A new AI system called TANGO can generate realistic videos of people gesturing and moving to match any audio recording. This technology could make it even harder to spot fake videos online.
TANGO works in three main steps. First, it analyzes reference videos to create a "motion graph" of possible body positions. The motion graph represents possible transitions between different postures or body positions. It's created by analyzing reference videos of a person moving.
Next, it selects appropriate movement sequences to match a target audio clip. Finally, an AI model generates transitional frames to create smooth motion.
The researchers say TANGO's key innovation is using "hierarchical audio motion embedding." This allows it to capture both short-term and long-term connections between speech and gestures, resulting in more natural-looking movements.

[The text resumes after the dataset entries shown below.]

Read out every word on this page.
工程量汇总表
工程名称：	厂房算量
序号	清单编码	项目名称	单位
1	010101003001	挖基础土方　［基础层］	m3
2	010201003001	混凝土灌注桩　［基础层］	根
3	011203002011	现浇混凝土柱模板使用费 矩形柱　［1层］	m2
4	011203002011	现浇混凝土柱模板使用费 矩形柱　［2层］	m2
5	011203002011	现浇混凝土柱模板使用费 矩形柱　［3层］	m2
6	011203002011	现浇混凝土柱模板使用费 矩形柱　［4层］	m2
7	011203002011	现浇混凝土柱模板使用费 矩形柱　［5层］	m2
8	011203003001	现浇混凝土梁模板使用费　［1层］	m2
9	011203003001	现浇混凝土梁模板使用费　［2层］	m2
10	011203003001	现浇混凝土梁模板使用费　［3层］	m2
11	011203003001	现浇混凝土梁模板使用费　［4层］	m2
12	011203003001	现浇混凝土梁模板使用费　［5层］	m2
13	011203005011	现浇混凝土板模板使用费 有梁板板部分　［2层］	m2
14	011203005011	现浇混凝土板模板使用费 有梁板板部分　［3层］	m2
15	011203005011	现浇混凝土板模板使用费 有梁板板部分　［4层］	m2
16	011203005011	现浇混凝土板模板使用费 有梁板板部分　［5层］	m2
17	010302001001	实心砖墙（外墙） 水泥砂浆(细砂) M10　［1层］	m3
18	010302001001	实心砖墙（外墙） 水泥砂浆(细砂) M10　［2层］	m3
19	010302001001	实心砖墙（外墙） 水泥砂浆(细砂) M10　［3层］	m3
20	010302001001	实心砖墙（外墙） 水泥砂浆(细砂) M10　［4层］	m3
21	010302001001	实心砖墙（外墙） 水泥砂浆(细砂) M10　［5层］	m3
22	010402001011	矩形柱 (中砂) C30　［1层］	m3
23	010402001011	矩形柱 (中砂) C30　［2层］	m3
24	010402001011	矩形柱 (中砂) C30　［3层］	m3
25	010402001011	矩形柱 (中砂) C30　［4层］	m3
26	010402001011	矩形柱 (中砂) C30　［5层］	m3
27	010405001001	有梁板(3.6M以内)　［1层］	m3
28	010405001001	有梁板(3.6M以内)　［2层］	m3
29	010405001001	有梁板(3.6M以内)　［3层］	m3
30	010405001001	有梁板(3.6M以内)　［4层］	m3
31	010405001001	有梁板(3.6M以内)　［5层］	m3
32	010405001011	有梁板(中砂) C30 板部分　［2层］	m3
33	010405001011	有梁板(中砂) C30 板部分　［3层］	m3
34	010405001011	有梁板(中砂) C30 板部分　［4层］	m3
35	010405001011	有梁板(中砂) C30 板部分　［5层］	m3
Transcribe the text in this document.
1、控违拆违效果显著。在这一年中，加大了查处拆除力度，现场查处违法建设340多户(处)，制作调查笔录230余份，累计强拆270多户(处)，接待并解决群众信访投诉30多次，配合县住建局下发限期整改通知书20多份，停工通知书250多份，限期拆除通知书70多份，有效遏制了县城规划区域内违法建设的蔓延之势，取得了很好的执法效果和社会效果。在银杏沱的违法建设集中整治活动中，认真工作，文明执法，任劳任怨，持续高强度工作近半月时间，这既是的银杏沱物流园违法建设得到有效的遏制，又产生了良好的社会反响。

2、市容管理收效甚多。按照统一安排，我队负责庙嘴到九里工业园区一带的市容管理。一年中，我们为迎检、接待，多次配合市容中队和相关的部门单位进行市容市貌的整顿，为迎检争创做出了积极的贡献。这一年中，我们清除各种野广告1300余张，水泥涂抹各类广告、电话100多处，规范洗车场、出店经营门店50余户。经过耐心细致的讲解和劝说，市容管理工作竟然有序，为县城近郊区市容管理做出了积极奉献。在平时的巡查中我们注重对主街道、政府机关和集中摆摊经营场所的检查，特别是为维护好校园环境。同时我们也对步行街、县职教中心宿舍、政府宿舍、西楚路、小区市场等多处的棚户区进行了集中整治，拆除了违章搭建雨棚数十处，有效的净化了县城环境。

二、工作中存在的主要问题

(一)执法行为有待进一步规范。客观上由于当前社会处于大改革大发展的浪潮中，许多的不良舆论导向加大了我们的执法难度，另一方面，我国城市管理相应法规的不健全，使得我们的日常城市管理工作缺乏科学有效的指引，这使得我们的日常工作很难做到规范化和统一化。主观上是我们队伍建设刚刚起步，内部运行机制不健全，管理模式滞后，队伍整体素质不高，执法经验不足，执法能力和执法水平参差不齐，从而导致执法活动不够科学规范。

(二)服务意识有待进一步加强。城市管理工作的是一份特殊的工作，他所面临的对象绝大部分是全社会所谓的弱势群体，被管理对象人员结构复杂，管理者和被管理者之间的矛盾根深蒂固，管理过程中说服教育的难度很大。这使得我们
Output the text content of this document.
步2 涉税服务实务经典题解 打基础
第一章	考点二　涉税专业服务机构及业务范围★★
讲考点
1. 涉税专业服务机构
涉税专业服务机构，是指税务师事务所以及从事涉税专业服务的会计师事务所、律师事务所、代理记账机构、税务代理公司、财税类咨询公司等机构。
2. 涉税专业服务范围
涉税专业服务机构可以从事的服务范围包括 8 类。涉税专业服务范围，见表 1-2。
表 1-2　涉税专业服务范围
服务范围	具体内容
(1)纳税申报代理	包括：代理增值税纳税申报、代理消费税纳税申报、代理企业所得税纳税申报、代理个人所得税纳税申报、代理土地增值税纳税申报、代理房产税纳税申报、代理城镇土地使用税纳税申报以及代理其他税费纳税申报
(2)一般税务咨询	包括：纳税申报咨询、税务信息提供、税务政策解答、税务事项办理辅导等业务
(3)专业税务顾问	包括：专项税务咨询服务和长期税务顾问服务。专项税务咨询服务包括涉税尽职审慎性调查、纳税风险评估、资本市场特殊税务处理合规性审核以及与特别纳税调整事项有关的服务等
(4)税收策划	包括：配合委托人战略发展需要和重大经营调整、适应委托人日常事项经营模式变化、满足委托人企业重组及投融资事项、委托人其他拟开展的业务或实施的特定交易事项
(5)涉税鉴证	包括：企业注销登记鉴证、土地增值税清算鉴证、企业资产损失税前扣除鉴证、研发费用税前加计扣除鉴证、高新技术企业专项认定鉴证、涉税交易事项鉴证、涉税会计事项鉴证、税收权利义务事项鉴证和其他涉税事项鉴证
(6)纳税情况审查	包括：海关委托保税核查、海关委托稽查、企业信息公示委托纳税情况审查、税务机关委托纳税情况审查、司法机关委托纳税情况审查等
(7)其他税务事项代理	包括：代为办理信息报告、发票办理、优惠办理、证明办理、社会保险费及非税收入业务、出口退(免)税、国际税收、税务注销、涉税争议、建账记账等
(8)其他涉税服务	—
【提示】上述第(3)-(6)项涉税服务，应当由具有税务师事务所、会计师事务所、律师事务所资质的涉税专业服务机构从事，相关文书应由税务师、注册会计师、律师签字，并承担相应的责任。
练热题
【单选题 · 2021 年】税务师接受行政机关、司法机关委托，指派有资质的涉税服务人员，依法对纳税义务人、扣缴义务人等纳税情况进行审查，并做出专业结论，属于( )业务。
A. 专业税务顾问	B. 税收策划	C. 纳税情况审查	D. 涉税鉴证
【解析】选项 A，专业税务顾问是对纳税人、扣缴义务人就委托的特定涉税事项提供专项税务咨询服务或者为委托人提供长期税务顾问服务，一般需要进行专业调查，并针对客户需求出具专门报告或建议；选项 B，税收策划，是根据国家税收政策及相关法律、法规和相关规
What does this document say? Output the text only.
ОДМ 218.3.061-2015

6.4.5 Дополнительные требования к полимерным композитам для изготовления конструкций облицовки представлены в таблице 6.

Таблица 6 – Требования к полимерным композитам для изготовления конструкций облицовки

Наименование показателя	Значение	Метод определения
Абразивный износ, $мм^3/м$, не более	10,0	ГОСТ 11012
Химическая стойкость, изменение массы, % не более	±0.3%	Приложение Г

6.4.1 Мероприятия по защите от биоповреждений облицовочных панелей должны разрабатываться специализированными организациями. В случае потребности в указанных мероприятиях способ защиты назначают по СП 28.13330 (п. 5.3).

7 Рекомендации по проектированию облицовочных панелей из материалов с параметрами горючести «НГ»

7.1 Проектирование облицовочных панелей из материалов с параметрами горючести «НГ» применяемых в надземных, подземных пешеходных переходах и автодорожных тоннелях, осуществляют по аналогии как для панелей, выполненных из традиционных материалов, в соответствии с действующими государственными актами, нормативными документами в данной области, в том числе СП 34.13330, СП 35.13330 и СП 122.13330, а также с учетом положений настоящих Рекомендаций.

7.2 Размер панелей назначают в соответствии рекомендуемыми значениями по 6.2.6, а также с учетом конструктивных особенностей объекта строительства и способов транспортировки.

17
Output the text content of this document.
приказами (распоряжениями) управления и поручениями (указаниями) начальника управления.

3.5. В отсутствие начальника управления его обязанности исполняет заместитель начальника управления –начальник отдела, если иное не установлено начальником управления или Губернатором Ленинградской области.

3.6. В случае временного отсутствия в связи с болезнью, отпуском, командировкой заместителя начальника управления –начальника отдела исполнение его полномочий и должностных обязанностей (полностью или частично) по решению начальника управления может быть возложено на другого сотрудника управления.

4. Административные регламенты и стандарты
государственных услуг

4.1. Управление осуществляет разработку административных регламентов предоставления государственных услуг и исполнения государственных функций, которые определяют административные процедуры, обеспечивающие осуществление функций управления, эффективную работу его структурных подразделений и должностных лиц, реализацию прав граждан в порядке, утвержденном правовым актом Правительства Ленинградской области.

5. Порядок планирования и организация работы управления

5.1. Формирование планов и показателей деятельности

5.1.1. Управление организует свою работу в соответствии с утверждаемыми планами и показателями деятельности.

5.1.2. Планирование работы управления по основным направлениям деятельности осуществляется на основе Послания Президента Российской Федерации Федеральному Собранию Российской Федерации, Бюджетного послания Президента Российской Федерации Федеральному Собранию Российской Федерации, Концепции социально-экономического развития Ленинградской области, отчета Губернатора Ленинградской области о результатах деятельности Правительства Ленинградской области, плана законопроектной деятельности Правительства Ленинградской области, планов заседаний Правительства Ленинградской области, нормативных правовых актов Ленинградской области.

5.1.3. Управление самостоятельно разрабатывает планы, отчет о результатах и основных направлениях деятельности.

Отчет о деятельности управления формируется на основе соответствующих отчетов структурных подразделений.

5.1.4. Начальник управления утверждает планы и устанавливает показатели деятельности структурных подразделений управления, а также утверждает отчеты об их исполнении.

In tests, TANGO outperformed existing methods on both objective metrics and in user studies. The system could potentially be used in film production or for virtual avatars but, of course, also for easier and more convincing deepfakes.
Fake video seems unstoppable these days
As AI-generated videos become increasingly realistic, it's getting harder for people to verify what's real online. Trusting reputable sources may become more important than trying to authenticate every video. The sheer volume of potential fakes makes catching them all nearly impossible.
TANGO shows how advanced synthetic media creation has become. Users should be very skeptical of supposedly authentic videos from unverified sources.